Neglectful hospital care robbed Edmonton cancer patient of dignified death, daughter says
CBC
An Edmonton woman says her father was neglected and given insufficient medication for his pain in an Alberta hospital, while his family was not informed that he was near death.
Bridget Stirling's 71-year-old father, Ian Stirling, died on July 21 in a general medicine ward of the Edmonton's Royal Alexandra Hospital where he'd been admitted 16 days earlier.
His family would later learn that cancer had spread from his lungs into his liver. A mass on his chest, beneath his collarbone, had grown to the size of a fist.
The family wasn't told that her father's condition was terminal until two days before his death, she says. Her father was robbed of his dignity while his family lost precious time to share a meaningful goodbye.
"Nobody told us he was with advanced cancer and that his liver and kidneys had failed and that he had days left to live," she said.
"We lost that time and we will never get it back."
Stirling said her father's time in hospital was a nightmare of failed communication. He fell through the cracks of a health-care system in crisis, she said.
She said it shouldn't take a family weeks to get their loved one adequate care or clear answers about a prognosis.
She has filed an official complaint with Alberta Health Services detailing how her father's debilitating pain was treated for days with only Tylenol, and how he was found in soiled sheets.
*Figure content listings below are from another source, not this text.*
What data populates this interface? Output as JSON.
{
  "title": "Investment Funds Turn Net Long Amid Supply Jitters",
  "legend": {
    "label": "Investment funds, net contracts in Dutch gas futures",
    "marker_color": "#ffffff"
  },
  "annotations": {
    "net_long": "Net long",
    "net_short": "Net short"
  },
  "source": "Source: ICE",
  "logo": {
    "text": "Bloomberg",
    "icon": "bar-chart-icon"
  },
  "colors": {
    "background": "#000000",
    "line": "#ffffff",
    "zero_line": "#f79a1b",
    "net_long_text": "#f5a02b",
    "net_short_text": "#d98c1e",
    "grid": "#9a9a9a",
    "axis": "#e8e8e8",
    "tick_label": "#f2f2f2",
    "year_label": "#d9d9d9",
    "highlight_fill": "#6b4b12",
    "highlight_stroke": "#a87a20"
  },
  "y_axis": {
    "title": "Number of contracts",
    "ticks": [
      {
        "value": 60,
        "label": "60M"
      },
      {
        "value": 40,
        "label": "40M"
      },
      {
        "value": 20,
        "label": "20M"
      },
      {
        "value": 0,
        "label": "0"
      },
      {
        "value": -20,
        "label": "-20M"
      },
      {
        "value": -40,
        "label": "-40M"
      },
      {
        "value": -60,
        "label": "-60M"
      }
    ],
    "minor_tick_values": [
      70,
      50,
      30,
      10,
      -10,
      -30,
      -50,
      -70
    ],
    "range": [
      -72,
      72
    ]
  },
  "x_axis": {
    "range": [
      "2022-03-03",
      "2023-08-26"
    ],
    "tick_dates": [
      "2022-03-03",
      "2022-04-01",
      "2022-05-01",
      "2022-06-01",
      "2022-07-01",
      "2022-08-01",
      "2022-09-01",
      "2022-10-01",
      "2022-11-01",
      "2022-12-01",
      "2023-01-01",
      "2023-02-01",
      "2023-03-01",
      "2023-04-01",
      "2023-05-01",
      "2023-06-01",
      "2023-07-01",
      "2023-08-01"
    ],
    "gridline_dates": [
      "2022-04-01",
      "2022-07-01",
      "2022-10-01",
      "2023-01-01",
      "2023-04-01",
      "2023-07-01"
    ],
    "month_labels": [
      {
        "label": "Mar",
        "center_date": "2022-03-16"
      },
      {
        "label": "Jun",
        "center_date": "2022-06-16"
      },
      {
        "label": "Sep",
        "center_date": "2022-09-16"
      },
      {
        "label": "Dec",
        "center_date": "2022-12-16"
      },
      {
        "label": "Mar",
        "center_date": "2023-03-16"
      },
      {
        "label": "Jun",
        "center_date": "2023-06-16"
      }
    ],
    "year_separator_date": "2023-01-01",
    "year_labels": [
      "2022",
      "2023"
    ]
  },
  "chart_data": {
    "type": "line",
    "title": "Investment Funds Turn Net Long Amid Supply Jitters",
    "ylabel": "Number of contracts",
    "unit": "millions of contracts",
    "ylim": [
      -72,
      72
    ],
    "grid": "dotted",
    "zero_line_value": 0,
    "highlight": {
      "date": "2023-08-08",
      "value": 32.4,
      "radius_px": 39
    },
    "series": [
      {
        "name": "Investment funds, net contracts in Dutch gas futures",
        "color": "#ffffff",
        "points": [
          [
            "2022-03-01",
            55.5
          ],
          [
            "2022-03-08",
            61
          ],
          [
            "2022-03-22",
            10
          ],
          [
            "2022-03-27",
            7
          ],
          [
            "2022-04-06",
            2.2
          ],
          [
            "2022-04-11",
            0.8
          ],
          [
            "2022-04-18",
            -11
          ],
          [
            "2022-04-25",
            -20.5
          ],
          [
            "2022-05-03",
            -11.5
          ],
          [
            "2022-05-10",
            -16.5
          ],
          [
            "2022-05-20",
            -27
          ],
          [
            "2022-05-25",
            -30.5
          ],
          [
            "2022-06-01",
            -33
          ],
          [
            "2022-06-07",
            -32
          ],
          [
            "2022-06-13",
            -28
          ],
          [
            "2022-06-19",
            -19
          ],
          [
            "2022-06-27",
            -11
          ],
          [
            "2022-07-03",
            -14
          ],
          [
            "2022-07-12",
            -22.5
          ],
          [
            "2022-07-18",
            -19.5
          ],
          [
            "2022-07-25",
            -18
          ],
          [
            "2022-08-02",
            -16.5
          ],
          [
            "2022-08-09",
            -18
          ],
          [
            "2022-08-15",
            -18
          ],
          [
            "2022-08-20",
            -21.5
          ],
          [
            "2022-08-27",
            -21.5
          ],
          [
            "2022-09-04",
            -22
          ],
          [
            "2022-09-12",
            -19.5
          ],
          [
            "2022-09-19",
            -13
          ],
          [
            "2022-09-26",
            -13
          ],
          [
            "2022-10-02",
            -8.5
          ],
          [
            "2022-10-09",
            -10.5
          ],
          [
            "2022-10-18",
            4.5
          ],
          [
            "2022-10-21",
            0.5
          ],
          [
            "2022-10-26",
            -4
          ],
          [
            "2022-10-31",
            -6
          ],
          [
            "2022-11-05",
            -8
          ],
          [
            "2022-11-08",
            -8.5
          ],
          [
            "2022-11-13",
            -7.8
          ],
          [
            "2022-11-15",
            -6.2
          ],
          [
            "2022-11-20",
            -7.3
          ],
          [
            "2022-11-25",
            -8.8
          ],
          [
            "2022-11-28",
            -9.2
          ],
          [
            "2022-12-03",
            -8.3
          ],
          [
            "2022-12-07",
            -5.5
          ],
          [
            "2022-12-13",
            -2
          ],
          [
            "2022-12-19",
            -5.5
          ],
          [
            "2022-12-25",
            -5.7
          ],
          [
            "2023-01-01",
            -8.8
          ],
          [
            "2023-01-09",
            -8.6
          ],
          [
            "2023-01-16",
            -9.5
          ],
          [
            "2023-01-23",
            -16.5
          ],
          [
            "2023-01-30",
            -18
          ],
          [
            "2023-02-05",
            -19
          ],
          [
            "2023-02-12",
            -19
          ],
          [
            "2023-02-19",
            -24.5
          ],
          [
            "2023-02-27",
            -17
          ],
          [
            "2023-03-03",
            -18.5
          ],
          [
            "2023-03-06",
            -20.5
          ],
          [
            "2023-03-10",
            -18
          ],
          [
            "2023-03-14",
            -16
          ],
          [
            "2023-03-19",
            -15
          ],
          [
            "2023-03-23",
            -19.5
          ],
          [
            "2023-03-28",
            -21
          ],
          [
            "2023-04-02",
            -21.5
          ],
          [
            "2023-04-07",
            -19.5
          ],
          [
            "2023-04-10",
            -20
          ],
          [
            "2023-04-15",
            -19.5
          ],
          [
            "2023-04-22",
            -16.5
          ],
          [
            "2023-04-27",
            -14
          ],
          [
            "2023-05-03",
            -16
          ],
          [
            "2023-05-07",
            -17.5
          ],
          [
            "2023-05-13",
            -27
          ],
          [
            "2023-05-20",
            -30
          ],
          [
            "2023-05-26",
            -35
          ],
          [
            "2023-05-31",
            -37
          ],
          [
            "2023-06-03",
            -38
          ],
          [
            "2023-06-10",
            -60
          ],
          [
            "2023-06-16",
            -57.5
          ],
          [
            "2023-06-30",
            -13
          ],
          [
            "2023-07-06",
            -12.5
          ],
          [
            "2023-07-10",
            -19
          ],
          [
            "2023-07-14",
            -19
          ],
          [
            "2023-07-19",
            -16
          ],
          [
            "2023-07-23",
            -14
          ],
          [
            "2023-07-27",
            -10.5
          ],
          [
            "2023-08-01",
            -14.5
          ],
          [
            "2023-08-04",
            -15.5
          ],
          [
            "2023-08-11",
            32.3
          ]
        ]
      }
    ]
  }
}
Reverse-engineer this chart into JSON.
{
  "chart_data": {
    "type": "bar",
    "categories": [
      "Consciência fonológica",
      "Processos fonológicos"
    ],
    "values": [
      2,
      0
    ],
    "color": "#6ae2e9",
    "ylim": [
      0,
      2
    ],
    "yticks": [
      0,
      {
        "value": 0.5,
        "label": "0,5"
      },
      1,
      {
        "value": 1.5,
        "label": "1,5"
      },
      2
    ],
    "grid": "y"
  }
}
Medical experts say Stirling's complaint is an example of the lingering pressures of the COVID-19 pandemic on Alberta hospitals, the lack of access to timely end-of-life care and for the need for improved training to ensure medical staff inform patients and their families when death is near.
Stirling said one morning, after her father could no longer walk without help, the family found him lying dirty in his hospital bed. He had been unable to get to the washroom during the night, and it appeared he had been in that state for hours, she said.
"It was like no one was checking on him," she said.
"I just want to know why nobody told us and why my dad got left in that kind of pain."
An AHS spokesman would not comment on the specifics of this case due to patient privacy but said staff will meet with the Stirling family and the complaint will be "followed up on and managed as appropriate."